The proposed legislation would lower the age at which haredi men need to obtain deferments from 26 to 23 (or younger—the exact age is still being negotiated). Lowering the age has less to do with the military than with the economy. Ultra-Orthodox men are staying in yeshivah longer out of fear of conscription. The Finance Ministry, looking to the national economy, would like to see haredi men enter the workforce sooner and have time to study for better-paying, more productive jobs before marriage. The ministry is pushing for deferments to be required only up to the age of 21. The IDF has so far agreed to 23.
The bill also includes provisions to significantly increase the pay of combat soldiers, reduce the length of time noncombat soldiers serve to two years, and let the government set haredi draft quotas.
An existing National Service Law is set to expire on July 31. Initially passed in 2014, and amended under haredi pressure in 2015, it set annual allotments of haredi draftees to the IDF and punished yeshivot that didn’t meet those allotments. In September 2017, the Supreme Court, sitting as the High Court of Justice, struck down the law, deeming the exemptions discriminatory against those who serve.
National Guard
The Cabinet on April 2 approved the creation of a National Guard. Its responsibilities are being worked out in committee with recommendations to be submitted to the Cabinet by early July.

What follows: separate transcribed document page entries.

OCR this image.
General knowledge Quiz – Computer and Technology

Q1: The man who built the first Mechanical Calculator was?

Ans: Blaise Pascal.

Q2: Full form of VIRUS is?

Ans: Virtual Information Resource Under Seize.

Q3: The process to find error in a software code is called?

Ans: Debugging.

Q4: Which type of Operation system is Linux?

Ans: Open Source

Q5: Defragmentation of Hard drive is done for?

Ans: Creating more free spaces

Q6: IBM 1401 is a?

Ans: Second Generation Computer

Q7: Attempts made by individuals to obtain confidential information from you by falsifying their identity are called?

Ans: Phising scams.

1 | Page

The establishment of a National Guard was agreed upon by the previous Netanyahu government and in June 2022 by the government led by Naftali Bennett. What now adds controversy is National Security Minister Itamar Ben-Gvir’s demand that the National Guard answer directly to his ministry and not to the police.
Critics have labeled it Ben-Gvir’s “private militia.” Anti-government protesters have expressed fear it will be turned against them. Ben-Gvir has dismissed the concerns, saying the Guard will deal with national emergencies such as the violence in mixed Jewish-Arab cities when Israeli Arabs rioted in common cause with Hamas in May 2021. The Guard will also deal with border issues.